Sunday 22 July 2012

Perspectives

Such a long time I haven't been writing and so many things on my mind. Thoughts about things that I have seen and moments that I have lived seemed to be connected, but the puzzle just wouldn't fall into place, and now I got an idea and I will have to see where it will lead me.

The question hanging there is: Why is life so difficult at times?

Well, there is illness and death, the quite inevitable things, but there are so many other occasions in which life is so darn hard and I was wondering if it has to be like that.

We are educated the way our culture requests it, there are individual aberrations but generally in the Western world sex is preferably to happen within the marriage, but before is kind of ok-ish, after marriage only if you are young enough, basically meaning able to reproduce; in other cultures the rule set might be tighter or more lose. We have dogs, cats and rabbits as pets yet we eat rabbits. The Chinese put dogs on their dinner plates, yet we find that disgusting. We have rules about what to eat, what to learn, how to learn it, for how long to work, haw fast to drive and how to raise our children, rules which we are taught from early on to be able to fit in. 

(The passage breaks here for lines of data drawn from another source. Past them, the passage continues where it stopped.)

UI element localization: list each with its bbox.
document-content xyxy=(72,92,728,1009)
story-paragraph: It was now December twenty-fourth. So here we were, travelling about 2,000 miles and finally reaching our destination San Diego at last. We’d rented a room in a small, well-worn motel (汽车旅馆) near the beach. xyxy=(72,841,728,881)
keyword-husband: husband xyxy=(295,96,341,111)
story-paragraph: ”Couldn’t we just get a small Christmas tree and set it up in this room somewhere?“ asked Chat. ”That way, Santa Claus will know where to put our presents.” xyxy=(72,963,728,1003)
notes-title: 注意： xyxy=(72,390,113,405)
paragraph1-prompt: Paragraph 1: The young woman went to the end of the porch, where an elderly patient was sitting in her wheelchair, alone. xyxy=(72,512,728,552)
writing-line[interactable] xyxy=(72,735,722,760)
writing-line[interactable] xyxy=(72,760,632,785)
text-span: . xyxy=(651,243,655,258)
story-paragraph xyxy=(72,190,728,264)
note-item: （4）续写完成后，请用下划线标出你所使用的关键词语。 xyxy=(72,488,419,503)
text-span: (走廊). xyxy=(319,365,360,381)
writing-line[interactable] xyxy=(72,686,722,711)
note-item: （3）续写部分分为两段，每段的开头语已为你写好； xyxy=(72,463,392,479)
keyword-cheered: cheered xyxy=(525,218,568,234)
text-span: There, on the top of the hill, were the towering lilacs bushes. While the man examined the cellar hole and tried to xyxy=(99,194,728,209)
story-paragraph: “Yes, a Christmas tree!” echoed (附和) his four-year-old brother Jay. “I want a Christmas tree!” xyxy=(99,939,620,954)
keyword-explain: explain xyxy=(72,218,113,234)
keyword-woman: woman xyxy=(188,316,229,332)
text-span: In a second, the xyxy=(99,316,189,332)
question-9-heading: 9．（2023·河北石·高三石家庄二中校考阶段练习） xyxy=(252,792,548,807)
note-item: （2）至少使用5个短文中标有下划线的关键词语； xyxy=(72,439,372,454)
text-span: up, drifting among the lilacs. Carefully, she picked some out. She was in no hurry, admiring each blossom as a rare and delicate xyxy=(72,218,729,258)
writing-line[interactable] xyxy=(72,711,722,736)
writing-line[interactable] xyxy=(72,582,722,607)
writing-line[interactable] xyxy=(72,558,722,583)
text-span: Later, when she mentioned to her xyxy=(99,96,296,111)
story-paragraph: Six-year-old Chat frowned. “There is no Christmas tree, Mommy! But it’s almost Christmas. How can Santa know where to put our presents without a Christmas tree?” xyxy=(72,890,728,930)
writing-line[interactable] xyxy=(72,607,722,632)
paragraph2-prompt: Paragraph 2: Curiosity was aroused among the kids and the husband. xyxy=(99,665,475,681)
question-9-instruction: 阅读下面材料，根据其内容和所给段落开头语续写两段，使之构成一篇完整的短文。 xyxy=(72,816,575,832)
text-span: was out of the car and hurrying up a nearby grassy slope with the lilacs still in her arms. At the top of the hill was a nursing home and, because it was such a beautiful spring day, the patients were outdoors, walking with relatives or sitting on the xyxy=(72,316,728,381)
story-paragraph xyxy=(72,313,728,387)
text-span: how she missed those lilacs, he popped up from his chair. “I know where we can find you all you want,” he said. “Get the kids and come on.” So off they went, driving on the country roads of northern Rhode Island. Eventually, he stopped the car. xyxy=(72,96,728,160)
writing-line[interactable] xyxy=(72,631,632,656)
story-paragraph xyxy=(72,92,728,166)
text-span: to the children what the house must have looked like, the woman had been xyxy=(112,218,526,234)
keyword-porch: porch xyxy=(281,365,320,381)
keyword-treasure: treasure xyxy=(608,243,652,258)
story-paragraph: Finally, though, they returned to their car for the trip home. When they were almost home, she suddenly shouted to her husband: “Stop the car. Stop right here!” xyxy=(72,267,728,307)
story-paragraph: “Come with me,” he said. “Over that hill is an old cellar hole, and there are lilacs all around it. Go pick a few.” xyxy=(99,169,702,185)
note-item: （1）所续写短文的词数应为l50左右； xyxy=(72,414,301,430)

Some of the rules make sense, or at least made sense historically, some made their way into law, but most of them are in people's heads, being passed down the generations. Rules pretend to be a moral framework promising safety to the ones who stick with it.

It is hard to do so, though. Things don't always pan out, do they? Married partners might find each other boring or even unbearable to live with, but no.... you took the decision to live with that person as a youngster some quarter of a century back and now you have to pay for it: Social convention will brand mark you should you dare leave. Oh yes, we are allowed to divorce by law, yet the label 'devorce' will stick and even if you re-marry this will not change. I got a speeding ticket recently; yep, went 57 miles in a 50 mile zone. At 56 miles nothing would have happened. It was an empty two lane road, at night. I consider myself a relaxed driver, I don't have road rage, I flow with the traffic, and yes, if the conditions are right I like to go fast. This 50 miles sign makes sense during day time, then this is a very dangerous road with heavy traffic. The technology to install adaptable signage exists, but is expensive, so for the policing of rules it is easier to just convict. If an enraged person would have tried to push me off the road at less than 50 miles, the rules would not have caught him.

Don't get me wrong: Societies need rules! But how we apply those rules can make life very difficult.

One might think that rules which made it into law are the most difficult to change, I however believe that the ones in people's heads are the most difficult to eradicate. I find myself ever so often judging others for something that is not my business. Why is her skirt so short? Shouldn't she be better at school at that time of the day? Funny that his car is rarely parked in front of the house! Looking like that he shouldn't eat that burger!

I measure myself against others to determine my own place within the social framework. If there are others who are worse than me, than I must be on the good side. And at the same time it scares the shit out of me that something might happen that makes me 'them'. That there might be others who judge me the same way.

The culprit that makes life so difficult is 'social convention'. It makes everybody offended so easily. People snogging in the street, boobs on magazine covers, celebrating your religious beliefs in the open while being in the wrong culture, breast feeding in a restaurant... the list of potentially offencive things is endless. We are trained from the first day of our existence to not offend others.We learn how to second guess when somebody might be offended, as a matter of fact I feel that I have been second guessing my entire life. The framework of social convention which is supposed to give me safety in rules actually only ever provided me with a pool of uncertainty. 

I am wondering: Wouldn't it be much easier if we would change perspective and just take less offence?

And thus I am taking a new motto: Be generous to those around you!